Rico, rico






Como buen español y nacido en el norte me gusta la buena comida. La de toda la vida, cocinada al estilo de nuestras madres y con las mejores materias primas. Entre la gente de mi generación, de mi ciudad y de mi ambiente más cercano, cuento con amigos y familiares que se subieron al carro de la restauración en los años ochenta y hoy son cocineros de primer nivel, probablemente poco conocidos a nivel nacional, pero con sus pinitos locales y con la frescura que da el buscar cada día el mejor producto para sorprender a sus clientes. No tienen el protagonismo mediático que alcanzan mis vecinos de las Vascongadas, pero se visten todos los días comenzando por los pies y tienen dificultades para llegar a fin de mes. Exactamente lo mismo que cualquiera de los ciudadanos de este país.

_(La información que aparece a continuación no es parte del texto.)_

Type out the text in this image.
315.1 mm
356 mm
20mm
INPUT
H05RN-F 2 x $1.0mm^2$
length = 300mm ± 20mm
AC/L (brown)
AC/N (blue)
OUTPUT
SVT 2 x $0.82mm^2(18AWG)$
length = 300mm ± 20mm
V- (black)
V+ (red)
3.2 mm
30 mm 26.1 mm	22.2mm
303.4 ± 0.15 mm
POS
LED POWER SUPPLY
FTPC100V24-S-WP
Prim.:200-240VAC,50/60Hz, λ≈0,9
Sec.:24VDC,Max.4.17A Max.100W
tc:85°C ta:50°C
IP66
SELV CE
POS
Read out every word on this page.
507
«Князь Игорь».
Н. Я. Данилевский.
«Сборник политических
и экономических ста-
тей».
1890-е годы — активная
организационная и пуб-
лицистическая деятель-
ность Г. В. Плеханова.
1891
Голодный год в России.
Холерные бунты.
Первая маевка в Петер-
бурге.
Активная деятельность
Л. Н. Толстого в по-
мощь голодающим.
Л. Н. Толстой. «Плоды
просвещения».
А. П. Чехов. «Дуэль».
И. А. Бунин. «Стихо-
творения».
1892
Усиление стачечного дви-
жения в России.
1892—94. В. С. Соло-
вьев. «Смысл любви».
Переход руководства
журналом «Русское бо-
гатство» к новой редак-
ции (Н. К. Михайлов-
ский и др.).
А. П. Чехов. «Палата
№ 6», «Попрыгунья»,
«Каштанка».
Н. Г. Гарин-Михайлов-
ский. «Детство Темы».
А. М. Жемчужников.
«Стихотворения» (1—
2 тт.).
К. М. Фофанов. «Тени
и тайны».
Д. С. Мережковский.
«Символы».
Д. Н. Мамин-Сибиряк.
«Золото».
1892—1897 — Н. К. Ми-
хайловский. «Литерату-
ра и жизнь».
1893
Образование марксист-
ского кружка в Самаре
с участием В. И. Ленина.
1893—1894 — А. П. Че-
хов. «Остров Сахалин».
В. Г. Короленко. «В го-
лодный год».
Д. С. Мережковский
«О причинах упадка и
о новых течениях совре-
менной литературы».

Claro que no todos. Existe una casta privilegiada que le saca una pasta a las televisiones, que ya no atienden sus negocios y se permiten insultar a medio país vinculándolo a épocas pasadas, con un sentido del humor vasto, zafio y con reminiscencias de otra época. Me refiero, ya adivinarán ustedes, al valiente Arguiñano que anteayer, en un programa de difusión nacional y en horario de máxima audiencia, vinculó a la mayor parte de los aficionados al fútbol de este país con el régimen franquista. Él, precisamente él, valiente donde los haya, que durante años ha estado financiando con sus negocios actividades cuanto menos dudosas según los jueces. Es posible que su sueño fuera jugar en Bilbao la final de otra Copa: la del Gudari, por ejemplo. Lo lamentable es que, en un desconocimiento absoluto de la historia y de la vinculación del Atleti con la copa que critica, no he oído hasta ahora la menor réplica a sus payasadas. Es más, lo único que he visto es como se le reían las gracias en un ejercicio de olvido absoluto de su trayectoria. Rico, rico, él y sólo él. Hasta el punto de compartir su riqueza con quienes han teñido de sangre este país los últimos cincuenta años.